Oronzo Canà è il santo protettore di questi europei, dal porca puttèna urlato da Immobile a Insigne alla dichiarazione di Mancini che lo ha definito: “il numero uno, avanti anni luce con il sul 5-5-5 molto offensivo”. Più di un personaggio fittizio, è la rappresentazione di un modo di essere, un modo di vivere. Oronzo Canà è Lino Banfi o meglio, Lino Banfi è Oronzo Canà. L’allenatore che nel film L’allenatore nel pallone ha portato alla vittoria la Longobarda con l’attore che oggi compie 85 anni, non condivide solo l’accento pugliese, ma soprattutto il carattere e la determinazione.

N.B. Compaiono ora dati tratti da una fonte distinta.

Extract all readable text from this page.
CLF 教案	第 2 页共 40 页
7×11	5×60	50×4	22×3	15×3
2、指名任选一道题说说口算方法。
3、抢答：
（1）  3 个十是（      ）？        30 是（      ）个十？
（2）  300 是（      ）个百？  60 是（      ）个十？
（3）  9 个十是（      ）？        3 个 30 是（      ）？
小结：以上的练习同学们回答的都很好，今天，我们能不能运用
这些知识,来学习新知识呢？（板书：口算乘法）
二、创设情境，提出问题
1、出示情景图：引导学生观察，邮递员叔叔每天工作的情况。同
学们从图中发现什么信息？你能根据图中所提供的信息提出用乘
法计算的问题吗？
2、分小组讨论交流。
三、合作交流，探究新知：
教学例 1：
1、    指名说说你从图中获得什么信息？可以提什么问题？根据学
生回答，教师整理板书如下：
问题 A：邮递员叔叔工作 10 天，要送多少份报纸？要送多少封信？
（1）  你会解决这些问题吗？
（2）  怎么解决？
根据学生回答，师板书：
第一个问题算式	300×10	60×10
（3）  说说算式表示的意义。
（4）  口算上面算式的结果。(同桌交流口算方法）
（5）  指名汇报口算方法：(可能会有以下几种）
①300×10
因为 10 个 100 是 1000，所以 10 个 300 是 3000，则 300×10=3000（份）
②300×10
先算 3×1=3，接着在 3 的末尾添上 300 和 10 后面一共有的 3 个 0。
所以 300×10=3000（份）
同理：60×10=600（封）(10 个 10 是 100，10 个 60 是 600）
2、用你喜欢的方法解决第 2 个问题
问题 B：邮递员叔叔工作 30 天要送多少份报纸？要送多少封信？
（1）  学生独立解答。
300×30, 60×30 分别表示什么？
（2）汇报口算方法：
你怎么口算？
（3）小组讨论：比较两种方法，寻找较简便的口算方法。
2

Una storia di riscatto quella de L’allenatore nel pallone come di riscatto è stata la vita e la carriera di Lino Banfi.
Prima di diventare Lino Banfi era Pasquale Zagaria, originario di Canosa di Puglia dove il padre coltivava semi di cipolle e lo avrebbe voluto all’università. Lui invece era di tutt’altro avviso, recitare era una questione di vita o di morte. Non un modo di dire ma un’intenzione reale, una sera dopo uno spettacolo andato male provò a suicidarsi impiccandosi alla corda dietro le quinte ma fallì per “per mancanza di professionalità suicida”.
Tentò la fortuna a Milano dove raccattava spicci come cantante girovago nelle osterie. Una sera non riuscì a racimolare nulla così, dietro consiglio di un mendicante, buttò giù un pacco di sale con un cappuccino e si fece ricoverare in ospedale per farsi togliere le tonsille e assicurarsi un pasto caldo.

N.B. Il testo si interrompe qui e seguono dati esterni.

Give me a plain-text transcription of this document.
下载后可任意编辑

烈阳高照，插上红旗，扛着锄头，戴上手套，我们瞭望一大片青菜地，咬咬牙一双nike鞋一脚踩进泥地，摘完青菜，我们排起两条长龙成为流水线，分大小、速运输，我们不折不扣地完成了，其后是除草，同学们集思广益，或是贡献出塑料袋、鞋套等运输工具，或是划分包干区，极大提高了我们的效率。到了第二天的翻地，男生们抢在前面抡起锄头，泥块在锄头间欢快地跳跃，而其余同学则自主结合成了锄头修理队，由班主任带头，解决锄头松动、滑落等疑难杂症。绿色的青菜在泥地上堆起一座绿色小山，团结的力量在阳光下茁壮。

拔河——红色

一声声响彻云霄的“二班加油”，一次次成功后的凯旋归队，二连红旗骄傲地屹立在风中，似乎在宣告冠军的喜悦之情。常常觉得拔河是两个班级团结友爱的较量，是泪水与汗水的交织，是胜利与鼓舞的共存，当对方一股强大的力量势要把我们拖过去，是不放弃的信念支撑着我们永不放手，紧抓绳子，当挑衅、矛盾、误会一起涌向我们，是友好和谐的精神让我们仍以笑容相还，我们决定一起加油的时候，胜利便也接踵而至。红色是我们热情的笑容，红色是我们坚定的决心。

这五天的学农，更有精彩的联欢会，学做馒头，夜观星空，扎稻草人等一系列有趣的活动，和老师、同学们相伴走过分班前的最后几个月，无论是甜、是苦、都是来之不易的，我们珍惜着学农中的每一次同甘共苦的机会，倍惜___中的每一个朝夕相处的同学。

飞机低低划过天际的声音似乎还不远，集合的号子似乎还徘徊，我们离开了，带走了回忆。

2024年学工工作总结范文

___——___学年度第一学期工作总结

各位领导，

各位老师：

Per diversi anni continuò ad arrancare, lavoricchiava qua e la ma i soldi non bastavano mai, la prima figlia si ammalò di rachitismo perché il cibo scarseggiava. Erano altri tempi certo, di fame in Italia si poteva ancora morire ma a sentire la storia di Lino Banfi ci si rende conto del vero significato di gavetta. Arrivò al punto di indebitarsi con gli usurai che a Roma si chiamano cravattai ("perché a prima vista una cravatta è una cosa bella, che quando la indossi ti fa sembrare un signore; ma se stringi il nodo ti ci puoi impiccare”).
E poi? Poi quando non ebbe più nulla da perdere arrivò IL momento.

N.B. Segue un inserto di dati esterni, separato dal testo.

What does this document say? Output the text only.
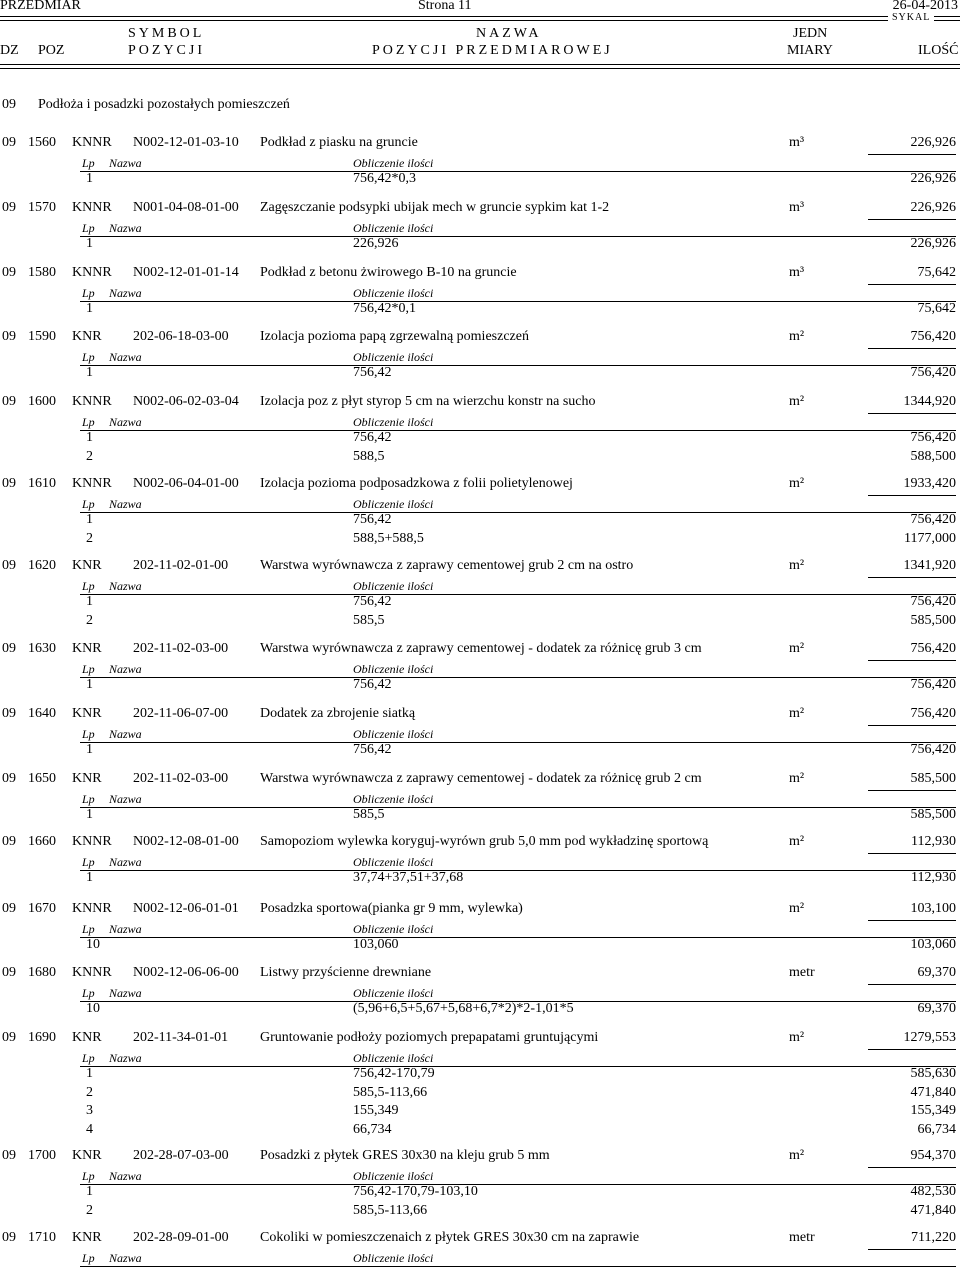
PRZEDMIAR	Strona 11	26-04-2013
SYKAL
SYMBOL	NAZWA	JEDN
DZ POZ	POZYCJI	POZYCJI PRZEDMIAROWEJ	MIARY	ILOŚĆ
09 Podłoża i posadzki pozostałych pomieszczeń
09 1560 KNNR N002-12-01-03-10 Podkład z piasku na gruncie	m³	226,926
Lp Nazwa	Obliczenie ilości
1	756,42*0,3	226,926
09 1570 KNNR N001-04-08-01-00 Zagęszczanie podsypki ubijak mech w gruncie sypkim kat 1-2	m³	226,926
Lp Nazwa	Obliczenie ilości
1	226,926	226,926
09 1580 KNNR N002-12-01-01-14 Podkład z betonu żwirowego B-10 na gruncie	m³	75,642
Lp Nazwa	Obliczenie ilości
1	756,42*0,1	75,642
09 1590 KNR 202-06-18-03-00 Izolacja pozioma papą zgrzewalną pomieszczeń	m²	756,420
Lp Nazwa	Obliczenie ilości
1	756,42	756,420
09 1600 KNNR N002-06-02-03-04 Izolacja poz z płyt styrop 5 cm na wierzchu konstr na sucho	m²	1344,920
Lp Nazwa	Obliczenie ilości
1	756,42	756,420
2	588,5	588,500
09 1610 KNNR N002-06-04-01-00 Izolacja pozioma podposadzkowa z folii polietylenowej	m²	1933,420
Lp Nazwa	Obliczenie ilości
1	756,42	756,420
2	588,5+588,5	1177,000
09 1620 KNR 202-11-02-01-00 Warstwa wyrównawcza z zaprawy cementowej grub 2 cm na ostro	m²	1341,920
Lp Nazwa	Obliczenie ilości
1	756,42	756,420
2	585,5	585,500
09 1630 KNR 202-11-02-03-00 Warstwa wyrównawcza z zaprawy cementowej - dodatek za różnicę grub 3 cm	m²	756,420
Lp Nazwa	Obliczenie ilości
1	756,42	756,420
09 1640 KNR 202-11-06-07-00 Dodatek za zbrojenie siatką	m²	756,420
Lp Nazwa	Obliczenie ilości
1	756,42	756,420
09 1650 KNR 202-11-02-03-00 Warstwa wyrównawcza z zaprawy cementowej - dodatek za różnicę grub 2 cm	m²	585,500
Lp Nazwa	Obliczenie ilości
1	585,5	585,500
09 1660 KNNR N002-12-08-01-00 Samopoziom wylewka koryguj-wyrówn grub 5,0 mm pod wykładzinę sportową	m²	112,930
Lp Nazwa	Obliczenie ilości
1	37,74+37,51+37,68	112,930
09 1670 KNNR N002-12-06-01-01 Posadzka sportowa(pianka gr 9 mm, wylewka)	m²	103,100
Lp Nazwa	Obliczenie ilości
10	103,060	103,060
09 1680 KNNR N002-12-06-06-00 Listwy przyścienne drewniane	metr	69,370
Lp Nazwa	Obliczenie ilości
10	(5,96+6,5+5,67+5,68+6,7*2)*2-1,01*5	69,370
09 1690 KNR 202-11-34-01-01 Gruntowanie podłoży poziomych prepapatami gruntującymi	m²	1279,553
Lp Nazwa	Obliczenie ilości
1	756,42-170,79	585,630
2	585,5-113,66	471,840
3	155,349	155,349
4	66,734	66,734
09 1700 KNR 202-28-07-03-00 Posadzki z płytek GRES 30x30 na kleju grub 5 mm	m²	954,370
Lp Nazwa	Obliczenie ilości
1	756,42-170,79-103,10	482,530
2	585,5-113,66	471,840
09 1710 KNR 202-28-09-01-00 Cokoliki w pomieszczenaich z płytek GRES 30x30 cm na zaprawie	metr	711,220
Lp Nazwa	Obliczenie ilości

L’incontro con Lando Fiorini fu determinante, il proprietario del locale Puff, andò da lui alla fine di uno spettacolo per ingaggiarlo per il suo cabaret: "Solo parecchi anni dopo seppi com’era andata davvero. Per non so quali motivi, Enrico Montesano e Lando Fiorini avevano litigato, e nella foga Lando gli aveva lanciato una sfida: ”Fai la prima donna? Con me che t’ho tirato su dar gnente? Dar gnente, sissignore, caro er mio divo de la televisione! Devi sape’ che è er Puff che fa li personaggi, no i personaggi che fanno er Puff! Ah, nun ce credi? E mo’ domani vado a l’Ambra Jovinelli, prendo er primo srtonzo che trovo, lo metto la posto tuo, e te faccio vede’”. Quel primo stronzo ero io".
La prima serata al Puff cambiò tutto. Per anni aveva cercato di perdere il suo accento pugliese "L’accento pugliese non aveva tradizione scenica. I tre dialetti che avevano diritto di cittadinanza sulla scena, a quei tempi, erano il napoletano, il siciliano e il romanesco”, ma quella sera al Puff torna a parlare la sua lingua e fu un successo. Da lì l’esclusiva con Dino De Laurentiis, il cinema, i film, Oronzo Canà, nonno Libero e il resto è storia.
"La mia carriera è stata così: fatica, stenti, illusioni, mezze gioie e delusioni intere, fino a una svolta netta, alla celebrità, ai guadagni, alla fama… Per essere un altro, sono scappato di casa, dalla mia terra, dalla mia lingua; e più scappavo e mi allontanavo da quel che ero stato e non volevo più essere, più la povertà, i fallimenti, le umiliazioni mi afferravano per la giacca e mi riportavano indietro. Come al gioco dell’oca, quando fai un tiro sfortunato: ”Tornare alla casella di partenza. Poi, quando non ci credevo quasi più; quando avevo tutto da perdere – che è come dire avere niente da perdere – d’istinto o per caso, ecco che comincio a recitare la parte di me stesso. Il me stesso che parla la lingua da ignorante dei pugliesi…: ed ecco che per magia, la salita diventa una discesa, i sogni realtà, la povertà ricchezza, una folla che ti ride in faccia un pubblico che ti rende omaggio, che si ricorda il tuo nome, che ti dà il pane quotidiano".